A propósito del campeón cubano Mijaín López

Manuel Juan Somoza/La Habana

Gracias al oficio he conocido otras culturas y he podido constatar que donde quiera que vivan, los cubanos no ocultan ni olvidan sus raíces, tengan la visión que tengan de lo que ocurre en la isla.

En Miami, participé con mis viejos, mis tíos y mis primos en una especie de juego de nostalgias. Se empinaba el siglo en curso y ellos habían dejado Cuba en los años 60 del milenio anterior, cuando la revolución abría y cerraba esperanzas.

El juego consistía en nombrar una calle de La Habana y recordar cómo era cuando ellos vivián en el país, cuáles los nombres de los negocios radicados en la zona y dónde estaban las paradas de “las enfermeras”, como le decían a aquellos blancos ómnibus urbanos de fabricación inglesa.

Viví un apego similar a sus costumbres con los vietnamitas en Argel, mientras los que quieren seguir mandando al mundo suponían que quebrarían al “Vietcong” a tiros, bombas y napalm.

De la mano de Tuc, así se llama mi amigo vietnamita, conocí a la dueña del principal restaurante de comida “china” de la ciudad y supe que la distinguida madame, vietnamita nacionalizada francesa, enviaba a sus compatriotas en Hanoi la mayor parte de sus ganancias “para ayudar a ganar la guerra”, según me confesó.

En la Habana Vieja fui amigo del frutero “Luis”, chino llegado de Cantón, que españolizó su nombre “pa´yudal a negocio”, me dijo cierto día. Pero cuando atravesé las apariencias, él seguía orando y añorando como el resto de los suyos en su aldea.

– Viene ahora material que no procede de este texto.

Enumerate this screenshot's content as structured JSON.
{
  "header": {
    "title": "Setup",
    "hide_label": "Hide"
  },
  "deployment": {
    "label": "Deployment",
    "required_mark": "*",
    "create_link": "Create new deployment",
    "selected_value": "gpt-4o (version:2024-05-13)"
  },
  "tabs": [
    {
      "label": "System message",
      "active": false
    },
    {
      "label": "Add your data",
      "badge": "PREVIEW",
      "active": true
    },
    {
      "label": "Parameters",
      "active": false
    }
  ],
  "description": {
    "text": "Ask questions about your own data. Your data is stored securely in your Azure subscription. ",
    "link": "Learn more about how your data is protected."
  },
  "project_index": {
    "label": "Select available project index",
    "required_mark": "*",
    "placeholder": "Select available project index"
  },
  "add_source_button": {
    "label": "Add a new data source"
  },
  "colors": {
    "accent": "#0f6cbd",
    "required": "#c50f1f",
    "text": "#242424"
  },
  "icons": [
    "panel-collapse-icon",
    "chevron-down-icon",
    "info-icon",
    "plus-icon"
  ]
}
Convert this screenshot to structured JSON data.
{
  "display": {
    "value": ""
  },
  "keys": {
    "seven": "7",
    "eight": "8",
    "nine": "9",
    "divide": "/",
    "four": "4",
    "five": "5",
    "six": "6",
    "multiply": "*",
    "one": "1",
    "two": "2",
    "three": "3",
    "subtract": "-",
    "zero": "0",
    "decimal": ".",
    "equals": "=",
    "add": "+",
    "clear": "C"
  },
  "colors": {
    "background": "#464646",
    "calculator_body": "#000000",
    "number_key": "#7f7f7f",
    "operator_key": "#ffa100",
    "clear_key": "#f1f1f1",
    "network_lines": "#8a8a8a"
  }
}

Y cuento esto porque en días de Olimpiada en París he vuelto a ver a los cubanos ser como son donde quiera que ellos vivan, incluso después de caerse a piñazos en una eliminatoria de boxeo.

Nacido y formado en Cuba, vi y confieso que sufrí cuando Loren Berto Alfonso le ganó a quien sigue en el país caribeño, Julio César La Cruz, y batallaba por su tercer título olímpico.

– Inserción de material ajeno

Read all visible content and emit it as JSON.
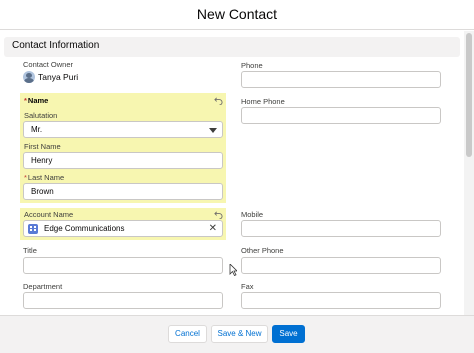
{
  "modal": {
    "title": "New Contact"
  },
  "section": {
    "title": "Contact Information"
  },
  "fields": {
    "contact_owner": {
      "label": "Contact Owner",
      "value": "Tanya Puri"
    },
    "name": {
      "label": "Name",
      "required_mark": "*"
    },
    "salutation": {
      "label": "Salutation",
      "value": "Mr."
    },
    "first_name": {
      "label": "First Name",
      "value": "Henry"
    },
    "last_name": {
      "label": "Last Name",
      "required_mark": "*",
      "value": "Brown"
    },
    "account_name": {
      "label": "Account Name",
      "value": "Edge Communications"
    },
    "title": {
      "label": "Title",
      "value": ""
    },
    "department": {
      "label": "Department",
      "value": ""
    },
    "phone": {
      "label": "Phone",
      "value": ""
    },
    "home_phone": {
      "label": "Home Phone",
      "value": ""
    },
    "mobile": {
      "label": "Mobile",
      "value": ""
    },
    "other_phone": {
      "label": "Other Phone",
      "value": ""
    },
    "fax": {
      "label": "Fax",
      "value": ""
    }
  },
  "buttons": {
    "cancel": "Cancel",
    "save_new": "Save & New",
    "save": "Save"
  },
  "icons": {
    "owner_avatar": "user-avatar-icon",
    "undo": "undo-icon",
    "account": "account-icon",
    "clear": "close-icon",
    "caret": "chevron-down-icon"
  },
  "colors": {
    "highlight": "#f7f6b0",
    "primary": "#0070d2",
    "required": "#c23934"
  }
}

Berto lo sacó de los juegos, le apagó el sueño y aun así, en espectáculo estremecedor para cualquiera que tenga la capacidad de sentir, ambos se abrazaron en el ring y el que nació cubano y se nacionalizó azerí dedicó su triunfo a esta isla de misterios y huracanes.

El espectáculo se repitió en la lucha, al enfrentarse “El Gigante de Herradura”, Mijaín López, al cubano de nacimiento nacionalizado chileno, Yasmani Acosta, por el primer oro olímpico del que vive al sur del continente y nada menos que el QUINTO TÍTULO del que reside en la isla, siendo símbolo de coraje a sus casi 42 años de edad.

Ganó el de Herradura, le colgaron al cuello la última de sus medallas de oro, dejó su calzado de pelea en el medio del colchón y volvió el abrazo entre los dos.

Hay cubanos por todas partes, incluso alquilando camellos a los pies de las pirámides egipcias y, con algunas excepciones, suelen ser así cuando se trata de la tierra en que nacieron, piensen lo que piensen de política u otras cosas..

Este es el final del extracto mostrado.